As our hero had grown older, he had also grown accustomed to his father’s absence. Weeks would go by as his father would live and work in the mines to support the family. In this time, our hero would learn in the school taught by his mother, and now that he had grown old enough, he would work for the Snowspire blacksmith. But today was the final day of the working season before the snow and ice came to Snowspire, and he had just finished his day of shaping molten steel. It was then that he received the news that would begin his journey. His father had not returned from the mine with the other men.

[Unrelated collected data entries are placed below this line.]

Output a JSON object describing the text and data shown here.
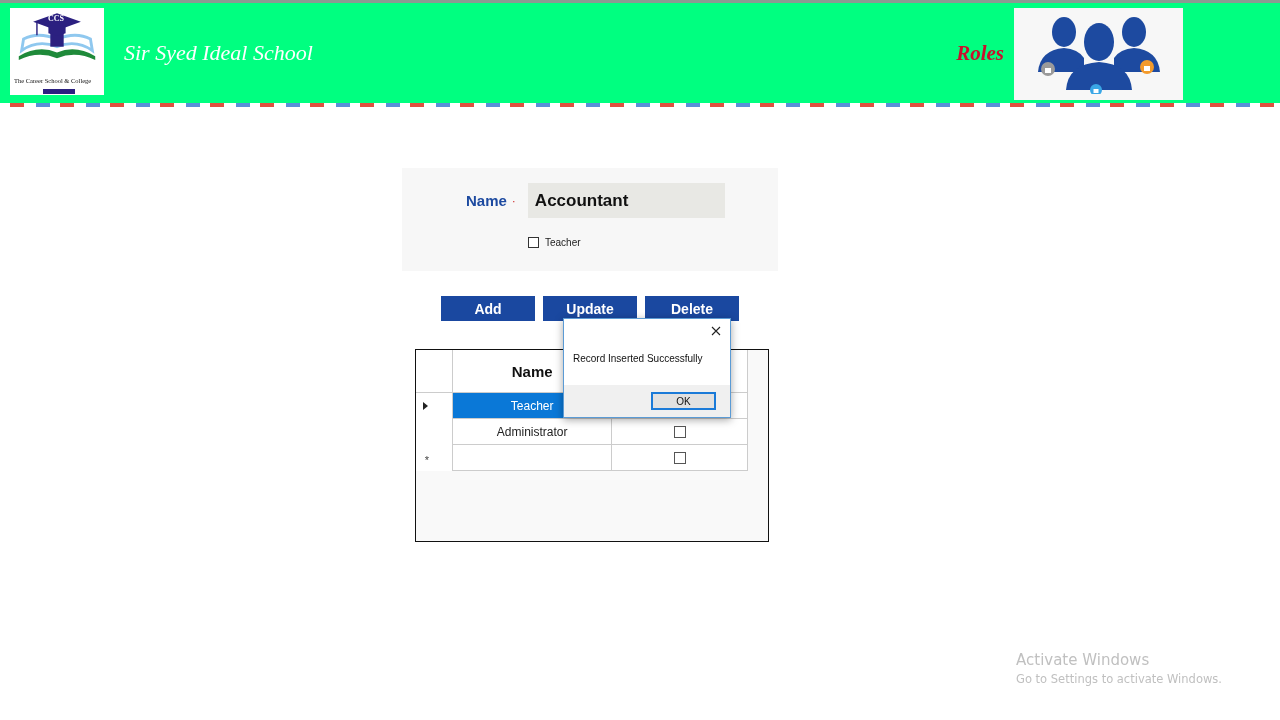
{
  "header": {
    "logo": {
      "monogram": "CCS",
      "caption": "The Career School & College"
    },
    "title": "Sir Syed Ideal School",
    "page_title": "Roles"
  },
  "form": {
    "name_label": "Name",
    "required_mark": "·",
    "name_value": "Accountant",
    "checkbox": {
      "label": "Teacher",
      "checked": false
    }
  },
  "buttons": [
    "Add",
    "Update",
    "Delete"
  ],
  "grid": {
    "columns": [
      "Name"
    ],
    "rows": [
      {
        "kind": "current",
        "name": "Teacher",
        "selected": true
      },
      {
        "kind": "data",
        "name": "Administrator",
        "selected": false,
        "checked": false
      },
      {
        "kind": "new",
        "marker": "*",
        "selected": false,
        "checked": false
      }
    ]
  },
  "dialog": {
    "message": "Record Inserted Successfully",
    "button": "OK"
  },
  "os_notice": {
    "title": "Activate Windows",
    "subtitle": "Go to Settings to activate Windows."
  }
}
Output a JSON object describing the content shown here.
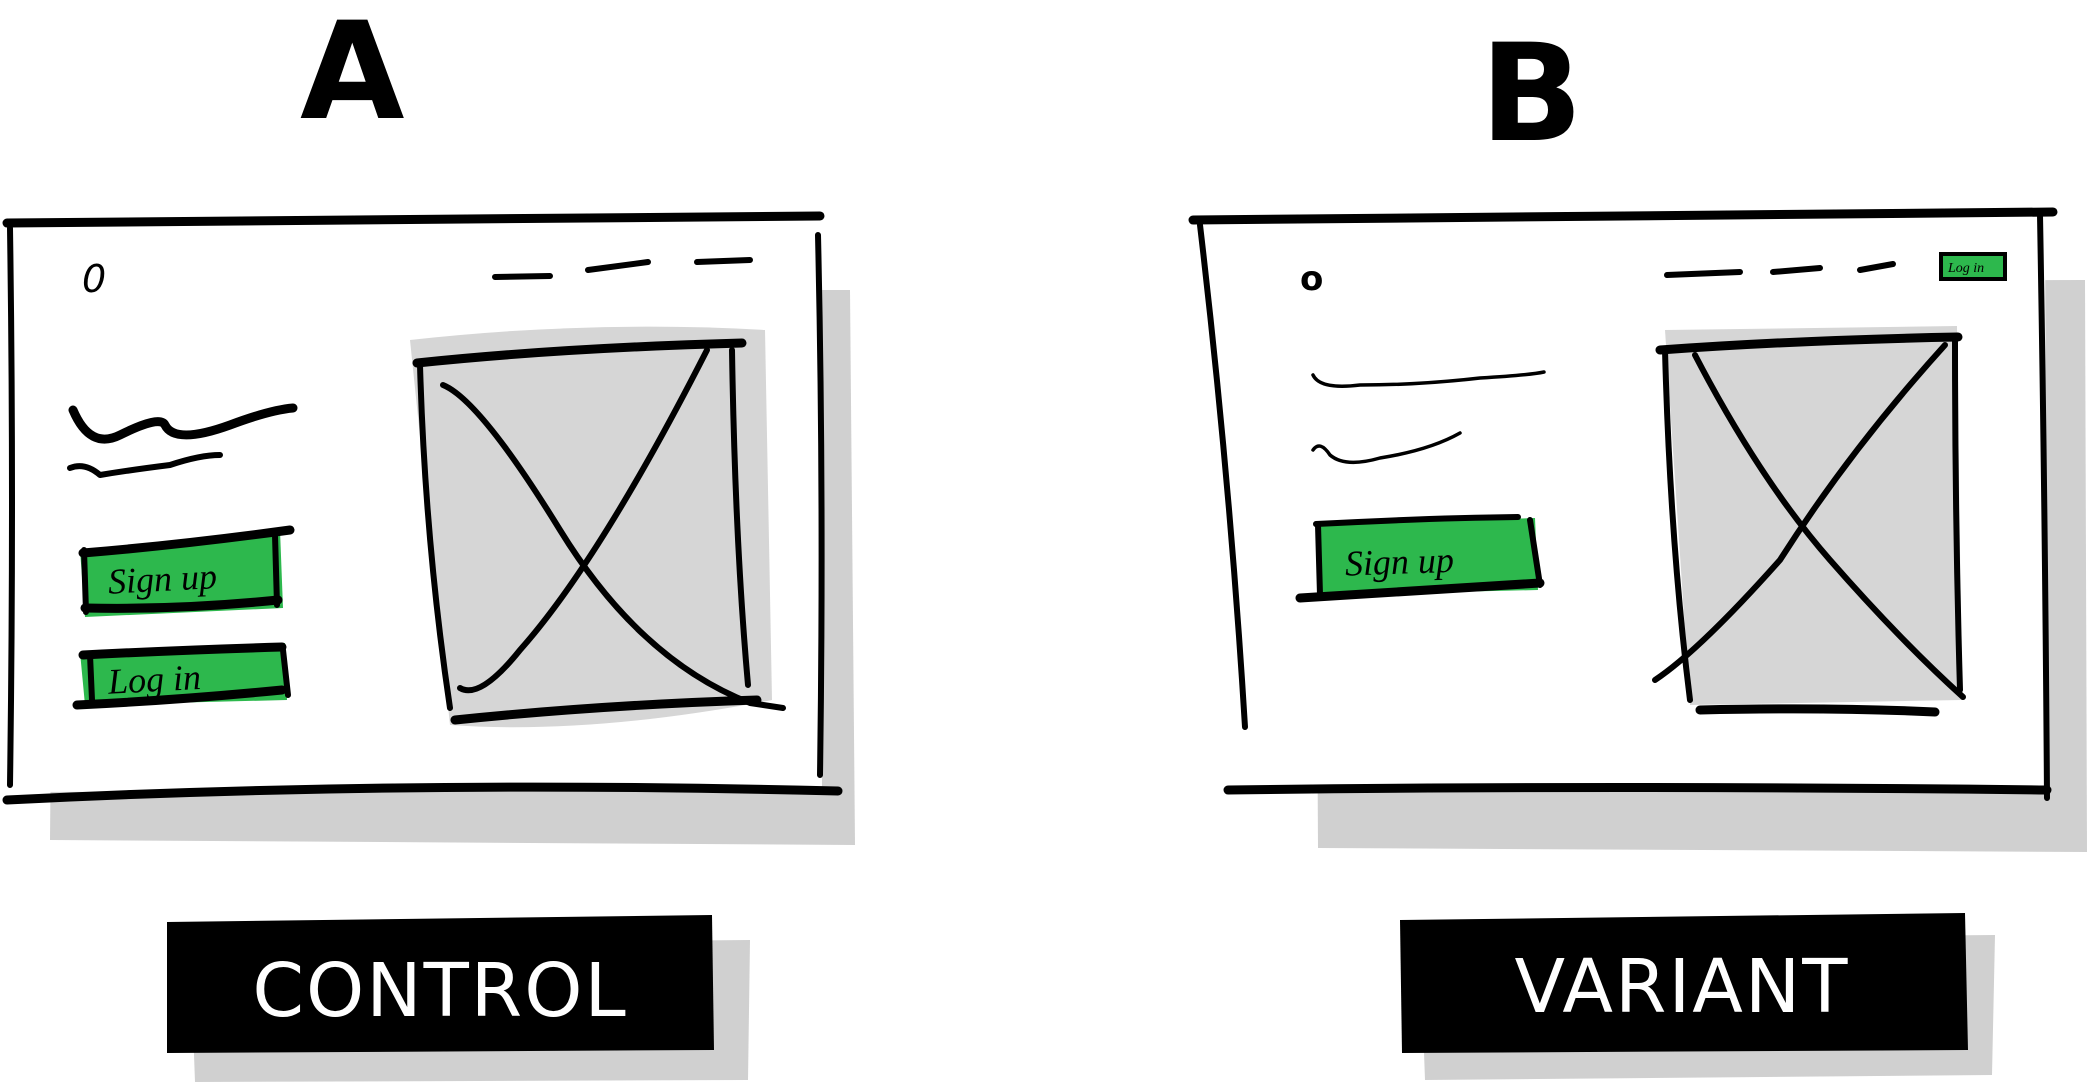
{
  "colors": {
    "ink": "#000000",
    "button_green": "#2db84d",
    "placeholder_gray": "#d6d6d6",
    "shadow_gray": "#d0d0d0"
  },
  "panels": [
    {
      "heading": "A",
      "label": "CONTROL",
      "buttons": [
        "Sign up",
        "Log in"
      ],
      "image_icon": "image-placeholder-icon"
    },
    {
      "heading": "B",
      "label": "VARIANT",
      "buttons": [
        "Sign up"
      ],
      "nav_button": "Log in",
      "image_icon": "image-placeholder-icon"
    }
  ]
}
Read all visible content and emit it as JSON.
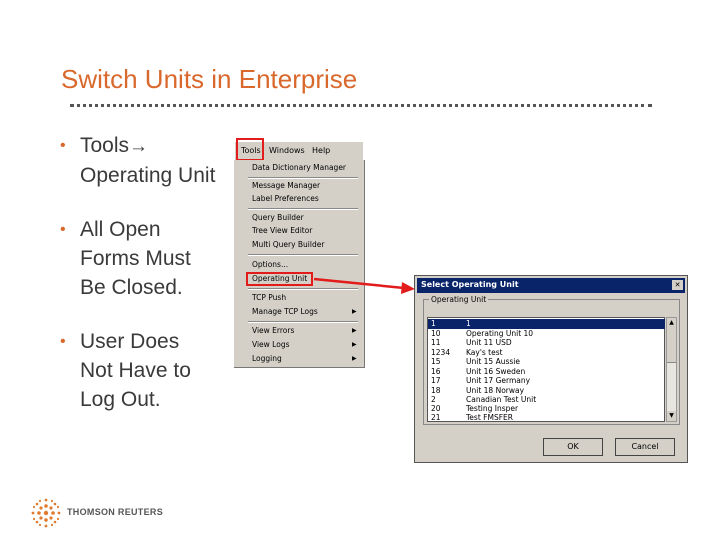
{
  "slide": {
    "title": "Switch Units in Enterprise",
    "bullets": [
      {
        "line1": "Tools",
        "line2": "Operating Unit"
      },
      {
        "line1": "All Open",
        "line2": "Forms Must",
        "line3": "Be Closed."
      },
      {
        "line1": "User Does",
        "line2": "Not Have to",
        "line3": "Log Out."
      }
    ]
  },
  "menubar": {
    "tools": "Tools",
    "windows": "Windows",
    "help": "Help"
  },
  "tools_menu": {
    "items": [
      "Data Dictionary Manager",
      "Message Manager",
      "Label Preferences",
      "Query Builder",
      "Tree View Editor",
      "Multi Query Builder",
      "Options...",
      "Operating Unit",
      "TCP Push",
      "Manage TCP Logs",
      "View Errors",
      "View Logs",
      "Logging"
    ]
  },
  "dialog": {
    "title": "Select Operating Unit",
    "group_label": "Operating Unit",
    "rows": [
      {
        "code": "1",
        "name": "1"
      },
      {
        "code": "10",
        "name": "Operating Unit 10"
      },
      {
        "code": "11",
        "name": "Unit 11 USD"
      },
      {
        "code": "1234",
        "name": "Kay's test"
      },
      {
        "code": "15",
        "name": "Unit 15 Aussie"
      },
      {
        "code": "16",
        "name": "Unit 16 Sweden"
      },
      {
        "code": "17",
        "name": "Unit 17 Germany"
      },
      {
        "code": "18",
        "name": "Unit 18 Norway"
      },
      {
        "code": "2",
        "name": "Canadian Test Unit"
      },
      {
        "code": "20",
        "name": "Testing Insper"
      },
      {
        "code": "21",
        "name": "Test FMSFER"
      }
    ],
    "ok_label": "OK",
    "cancel_label": "Cancel"
  },
  "logo": {
    "text": "THOMSON REUTERS"
  },
  "colors": {
    "accent": "#d9682c",
    "highlight": "#e21b1b",
    "selection": "#0a246a"
  }
}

This did not surprise the men in his father’s camp, as he was seldom seen by his team. His father always seemed to be stationed at a different entrance to the mines. He had been known for his proficiency with a pickaxe, doing the work of several men at a pace that startled his foreman. But today our hero’s stomach sank with the news. Something had happened to his father. And though he was not equipped for the harsh blizzard that was inevitably beginning its descent on Snowspire, our hero informed his mother of his plan, and set off for the mines of the eastern ridge.

2​
Beads of sweat began to form on our hero’s heavy brow as he climbed the peak leading to the mine. There were several entrances to choose from, but he knew where his father was stationed. As he approached the gaping hole in the cliff face, he heard a strange whistle coming from within. Not the high, skipping whistle of a man at work, but the low, mournful tune that wind makes as it escapes from a deep, damp chasm. As he tied his line to a boulder at the cave’s mouth, his mind was filled with thoughts of his father’s fate. Had he slipped and fallen into the blackness of this mountain mine? Had an unknown Hobbe encampment taken his life to protect their bounty of children’s belongings? Or worse yet, had his father happened upon a nest of Balverines? All these things raced through his head as he began his descent.
The rocks were wet and slick, but sturdy and well planted. It wasn't long before he had reached a stone platform 50 feet or so below the entrance. Just as our hero was beginning to repel down the next rock face, a sharp stone further up the tunnel severed his rope, leaving him in free fall hundreds of feet above the base of the mine. Time seemed to stretch as our hero fell further and further down the chasm. His screams echoed off the cave formations, bouncing together in a blood-curdling symphony. As he neared the jagged bottom of the mine, stalagmites waiting eagerly for their kill. He felt his mind go black. Unconsciousness saved him from the memory of landing, but his body remembered the impact. With one sickening thud, our hero crashed into the floor hard to enough to shake loose the highest boulders nestled into the top of the ridge. As hours passed, his breathing became steady and deep once more. With his eyes opening for the first time in days, his mind was filled with one thought, “I should be dead.”